The What’s New page reports on these types of new data or information as they come in. A monthly update to the Website is generally published at the end of each month. We also post commentaries in blog form from the Project from time to time, and a running list of errata in Keys to the Kingdom is also available there.

In addition, the site provides links to the websites of organ builders who have built, or are currently installing new pipe organs in China. Links are also provided to other websites, especially those dealing with organs in the ASPAC region, which may be of interest to visitors to this site.

An English-Chinese Glossary of Pipe Organ Terminology is available by clicking this link: glossary. This list is an ongoing project, and will be updated from time to time.

Searching the Census

The organs included on this site are searchable by either location, or by chronology/date (generally the year of construction.) Understanding the Census ID is important to making full use of the site.

The Census ID consists of a three-letter acronym of the location + the year of construction (or, if this is not known, the date of installation, or of first documentary report, or an estimated terminus post quem.)

Example:     PEK1888     means: Peking (PEK, i.e. Beijing) and 1888 construction and/or installation.

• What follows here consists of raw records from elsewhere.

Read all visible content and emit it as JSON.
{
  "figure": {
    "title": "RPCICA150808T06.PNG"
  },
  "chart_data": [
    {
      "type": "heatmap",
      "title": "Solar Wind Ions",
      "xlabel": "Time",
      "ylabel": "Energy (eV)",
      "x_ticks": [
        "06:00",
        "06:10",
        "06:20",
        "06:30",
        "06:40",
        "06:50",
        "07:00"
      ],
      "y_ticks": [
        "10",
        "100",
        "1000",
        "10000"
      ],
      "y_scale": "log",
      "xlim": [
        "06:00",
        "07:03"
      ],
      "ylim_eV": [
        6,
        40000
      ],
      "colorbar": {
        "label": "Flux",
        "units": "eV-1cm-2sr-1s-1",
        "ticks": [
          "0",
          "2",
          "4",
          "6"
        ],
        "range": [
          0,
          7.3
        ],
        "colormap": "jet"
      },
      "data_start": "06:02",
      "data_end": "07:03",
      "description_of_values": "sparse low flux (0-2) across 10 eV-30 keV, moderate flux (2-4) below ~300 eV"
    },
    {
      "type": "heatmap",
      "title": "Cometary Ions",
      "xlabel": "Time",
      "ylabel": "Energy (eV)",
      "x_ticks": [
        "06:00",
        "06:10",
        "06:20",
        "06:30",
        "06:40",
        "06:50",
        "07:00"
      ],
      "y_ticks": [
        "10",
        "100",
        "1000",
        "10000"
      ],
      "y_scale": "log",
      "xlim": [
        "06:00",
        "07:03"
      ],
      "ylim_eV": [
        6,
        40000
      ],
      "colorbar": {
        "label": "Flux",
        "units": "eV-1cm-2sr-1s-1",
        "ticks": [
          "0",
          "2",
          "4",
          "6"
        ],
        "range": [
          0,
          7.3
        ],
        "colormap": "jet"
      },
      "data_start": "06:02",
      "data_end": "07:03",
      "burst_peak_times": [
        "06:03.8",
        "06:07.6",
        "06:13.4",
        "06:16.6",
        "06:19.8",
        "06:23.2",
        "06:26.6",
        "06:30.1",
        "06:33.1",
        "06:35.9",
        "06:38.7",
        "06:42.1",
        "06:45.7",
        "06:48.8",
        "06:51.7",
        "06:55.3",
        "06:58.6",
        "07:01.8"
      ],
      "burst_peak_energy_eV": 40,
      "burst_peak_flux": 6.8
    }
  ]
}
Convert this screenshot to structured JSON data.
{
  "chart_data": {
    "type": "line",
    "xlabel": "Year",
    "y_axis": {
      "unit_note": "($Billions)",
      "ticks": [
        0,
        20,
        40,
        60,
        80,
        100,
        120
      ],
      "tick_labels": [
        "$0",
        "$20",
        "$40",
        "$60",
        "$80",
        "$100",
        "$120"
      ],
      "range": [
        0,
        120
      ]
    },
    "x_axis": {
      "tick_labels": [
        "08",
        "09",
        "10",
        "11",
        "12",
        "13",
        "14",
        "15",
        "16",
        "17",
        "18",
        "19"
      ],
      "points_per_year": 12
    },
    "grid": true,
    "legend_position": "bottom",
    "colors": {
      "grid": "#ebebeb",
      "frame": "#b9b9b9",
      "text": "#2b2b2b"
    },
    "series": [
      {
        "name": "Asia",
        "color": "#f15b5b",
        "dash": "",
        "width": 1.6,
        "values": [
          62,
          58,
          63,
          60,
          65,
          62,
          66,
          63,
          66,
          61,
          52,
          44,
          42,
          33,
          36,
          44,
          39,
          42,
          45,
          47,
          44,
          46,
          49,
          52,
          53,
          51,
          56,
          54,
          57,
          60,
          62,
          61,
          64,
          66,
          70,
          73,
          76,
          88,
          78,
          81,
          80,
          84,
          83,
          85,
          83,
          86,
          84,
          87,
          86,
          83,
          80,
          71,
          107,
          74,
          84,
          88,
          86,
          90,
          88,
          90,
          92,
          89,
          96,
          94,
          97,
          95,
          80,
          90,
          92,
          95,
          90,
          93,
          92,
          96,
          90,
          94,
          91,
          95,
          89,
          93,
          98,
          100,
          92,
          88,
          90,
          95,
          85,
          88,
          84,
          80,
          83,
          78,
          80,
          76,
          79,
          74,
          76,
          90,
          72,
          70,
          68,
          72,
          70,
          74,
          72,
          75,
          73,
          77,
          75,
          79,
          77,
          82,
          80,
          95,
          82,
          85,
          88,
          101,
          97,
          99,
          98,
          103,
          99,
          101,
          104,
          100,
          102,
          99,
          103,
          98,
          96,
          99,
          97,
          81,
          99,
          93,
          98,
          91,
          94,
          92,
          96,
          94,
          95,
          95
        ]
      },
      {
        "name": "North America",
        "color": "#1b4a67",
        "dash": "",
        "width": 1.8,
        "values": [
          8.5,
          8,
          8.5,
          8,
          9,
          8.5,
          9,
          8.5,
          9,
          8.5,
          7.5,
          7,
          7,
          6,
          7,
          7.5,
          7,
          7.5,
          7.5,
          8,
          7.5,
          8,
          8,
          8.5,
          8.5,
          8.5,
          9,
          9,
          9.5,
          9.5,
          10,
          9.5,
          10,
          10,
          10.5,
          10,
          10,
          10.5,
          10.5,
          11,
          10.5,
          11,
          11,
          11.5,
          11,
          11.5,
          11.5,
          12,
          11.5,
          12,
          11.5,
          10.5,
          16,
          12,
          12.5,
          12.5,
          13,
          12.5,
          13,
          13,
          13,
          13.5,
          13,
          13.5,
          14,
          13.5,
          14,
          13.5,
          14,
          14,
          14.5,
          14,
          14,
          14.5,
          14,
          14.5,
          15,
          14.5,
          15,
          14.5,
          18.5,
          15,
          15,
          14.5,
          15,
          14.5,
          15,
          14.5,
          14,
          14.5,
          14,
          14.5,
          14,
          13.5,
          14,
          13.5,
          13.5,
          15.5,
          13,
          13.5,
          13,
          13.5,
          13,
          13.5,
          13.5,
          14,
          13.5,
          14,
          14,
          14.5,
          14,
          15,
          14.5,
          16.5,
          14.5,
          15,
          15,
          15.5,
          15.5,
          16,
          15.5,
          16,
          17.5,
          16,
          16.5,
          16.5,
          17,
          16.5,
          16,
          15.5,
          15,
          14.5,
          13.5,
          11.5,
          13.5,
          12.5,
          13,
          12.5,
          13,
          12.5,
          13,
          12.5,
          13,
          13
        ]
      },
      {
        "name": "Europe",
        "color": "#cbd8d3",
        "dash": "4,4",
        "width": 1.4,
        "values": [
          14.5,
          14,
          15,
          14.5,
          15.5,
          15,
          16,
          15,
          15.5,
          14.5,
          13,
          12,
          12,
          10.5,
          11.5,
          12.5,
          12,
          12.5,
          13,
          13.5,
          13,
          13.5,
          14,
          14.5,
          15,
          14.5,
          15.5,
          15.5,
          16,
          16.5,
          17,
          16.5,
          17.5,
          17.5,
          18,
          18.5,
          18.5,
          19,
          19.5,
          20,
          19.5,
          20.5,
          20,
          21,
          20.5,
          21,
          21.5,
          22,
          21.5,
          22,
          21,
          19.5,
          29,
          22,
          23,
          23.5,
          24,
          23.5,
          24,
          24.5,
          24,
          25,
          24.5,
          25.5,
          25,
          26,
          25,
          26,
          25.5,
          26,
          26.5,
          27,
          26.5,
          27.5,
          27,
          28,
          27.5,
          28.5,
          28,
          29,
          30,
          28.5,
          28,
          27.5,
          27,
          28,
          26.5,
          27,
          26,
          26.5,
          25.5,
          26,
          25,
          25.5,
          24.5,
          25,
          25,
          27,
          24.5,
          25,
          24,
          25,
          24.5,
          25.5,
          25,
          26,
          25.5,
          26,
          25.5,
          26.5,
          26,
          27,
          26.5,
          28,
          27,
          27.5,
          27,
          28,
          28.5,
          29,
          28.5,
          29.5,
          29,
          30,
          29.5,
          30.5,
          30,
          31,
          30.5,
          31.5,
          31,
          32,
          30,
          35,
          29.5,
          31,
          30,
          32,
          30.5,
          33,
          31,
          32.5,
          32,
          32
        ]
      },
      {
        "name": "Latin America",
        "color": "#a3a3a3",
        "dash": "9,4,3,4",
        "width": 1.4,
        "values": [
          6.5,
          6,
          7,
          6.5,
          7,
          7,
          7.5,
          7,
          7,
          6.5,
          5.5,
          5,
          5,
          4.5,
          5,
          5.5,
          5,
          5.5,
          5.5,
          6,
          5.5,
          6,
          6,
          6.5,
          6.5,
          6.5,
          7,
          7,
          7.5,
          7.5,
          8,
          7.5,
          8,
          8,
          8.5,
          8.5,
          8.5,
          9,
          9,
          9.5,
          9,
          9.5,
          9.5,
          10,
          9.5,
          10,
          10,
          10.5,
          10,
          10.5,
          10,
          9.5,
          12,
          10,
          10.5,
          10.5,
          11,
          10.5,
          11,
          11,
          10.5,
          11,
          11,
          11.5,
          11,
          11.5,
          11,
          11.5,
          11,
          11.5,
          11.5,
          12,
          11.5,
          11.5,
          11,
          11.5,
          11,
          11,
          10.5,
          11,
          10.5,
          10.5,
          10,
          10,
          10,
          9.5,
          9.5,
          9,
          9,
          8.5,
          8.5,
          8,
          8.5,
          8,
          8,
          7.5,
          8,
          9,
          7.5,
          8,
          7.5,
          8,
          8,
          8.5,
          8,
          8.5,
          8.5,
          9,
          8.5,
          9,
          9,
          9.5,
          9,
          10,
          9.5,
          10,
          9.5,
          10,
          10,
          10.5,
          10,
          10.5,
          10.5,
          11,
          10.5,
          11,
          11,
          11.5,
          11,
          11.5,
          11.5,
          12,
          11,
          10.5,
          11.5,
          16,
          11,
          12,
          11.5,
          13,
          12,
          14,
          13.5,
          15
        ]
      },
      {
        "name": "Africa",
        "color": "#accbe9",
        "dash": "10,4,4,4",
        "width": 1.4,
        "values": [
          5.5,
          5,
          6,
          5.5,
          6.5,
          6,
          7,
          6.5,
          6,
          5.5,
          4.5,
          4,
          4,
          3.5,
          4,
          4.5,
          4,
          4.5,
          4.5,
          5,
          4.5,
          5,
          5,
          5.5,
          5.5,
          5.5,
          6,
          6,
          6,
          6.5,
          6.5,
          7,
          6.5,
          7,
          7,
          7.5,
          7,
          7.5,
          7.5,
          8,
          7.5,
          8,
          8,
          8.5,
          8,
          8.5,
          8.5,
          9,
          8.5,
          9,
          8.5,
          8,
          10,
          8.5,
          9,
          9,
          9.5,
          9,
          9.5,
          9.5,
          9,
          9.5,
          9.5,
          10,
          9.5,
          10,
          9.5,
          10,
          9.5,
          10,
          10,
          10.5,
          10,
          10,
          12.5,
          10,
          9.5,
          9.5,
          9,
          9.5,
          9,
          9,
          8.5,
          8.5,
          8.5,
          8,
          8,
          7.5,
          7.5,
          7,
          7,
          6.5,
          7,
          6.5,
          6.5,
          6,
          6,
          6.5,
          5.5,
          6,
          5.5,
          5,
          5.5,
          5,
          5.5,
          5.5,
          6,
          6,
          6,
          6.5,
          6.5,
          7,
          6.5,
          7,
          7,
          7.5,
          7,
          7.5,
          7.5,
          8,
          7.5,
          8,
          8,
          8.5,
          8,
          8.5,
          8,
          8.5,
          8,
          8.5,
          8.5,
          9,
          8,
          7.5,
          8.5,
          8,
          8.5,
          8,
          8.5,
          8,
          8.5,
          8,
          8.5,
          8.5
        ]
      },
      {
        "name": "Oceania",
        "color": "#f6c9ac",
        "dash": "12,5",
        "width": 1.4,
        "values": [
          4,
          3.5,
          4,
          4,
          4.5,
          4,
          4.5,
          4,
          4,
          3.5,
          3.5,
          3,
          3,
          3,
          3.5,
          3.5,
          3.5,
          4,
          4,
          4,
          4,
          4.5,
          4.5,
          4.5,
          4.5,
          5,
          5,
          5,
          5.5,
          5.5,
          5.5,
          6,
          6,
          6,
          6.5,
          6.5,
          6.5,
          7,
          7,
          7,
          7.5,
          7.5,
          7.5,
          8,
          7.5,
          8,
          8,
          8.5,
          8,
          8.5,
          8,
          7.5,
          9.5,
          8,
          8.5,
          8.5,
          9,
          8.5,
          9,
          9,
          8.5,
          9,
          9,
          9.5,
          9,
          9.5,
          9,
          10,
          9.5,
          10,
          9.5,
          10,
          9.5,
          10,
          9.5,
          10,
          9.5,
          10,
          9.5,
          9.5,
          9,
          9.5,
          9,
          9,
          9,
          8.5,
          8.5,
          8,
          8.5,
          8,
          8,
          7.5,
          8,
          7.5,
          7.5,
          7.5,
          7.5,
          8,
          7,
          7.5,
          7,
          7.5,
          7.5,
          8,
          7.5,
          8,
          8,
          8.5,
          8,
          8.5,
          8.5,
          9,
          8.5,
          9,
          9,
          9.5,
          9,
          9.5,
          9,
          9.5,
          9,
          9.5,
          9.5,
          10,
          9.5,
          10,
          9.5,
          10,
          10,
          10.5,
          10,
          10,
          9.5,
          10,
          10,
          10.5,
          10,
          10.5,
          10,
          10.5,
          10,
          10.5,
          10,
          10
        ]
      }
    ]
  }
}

(Note that while the text of this site (as well as that of Keys to the Kingdom) generally refers to geographical locations in Mainland China by using the current pinyin forms for Mandarin Chinese, the Census bases the ID acronym on the older, more commonly-recognized English forms.)

The site welcomes contributions to the research from anyone with relevant information to share. Please use the Contact Us page for this purpose or send an email to calcant@organcn.org. Please understand that the Project cannot perform research for other parties, or engage in discussions that lie outside of verification of reported data.

On the FAQ page, we have posted answers to relevant questions we have received, or that we anticipate receiving, and this will be updated as the site expands. Information can also be found here about purchasing Keys to the Kingdom, published by the Ferdinand Verbiest Institute at the Catholic University of Leuven, Belgium.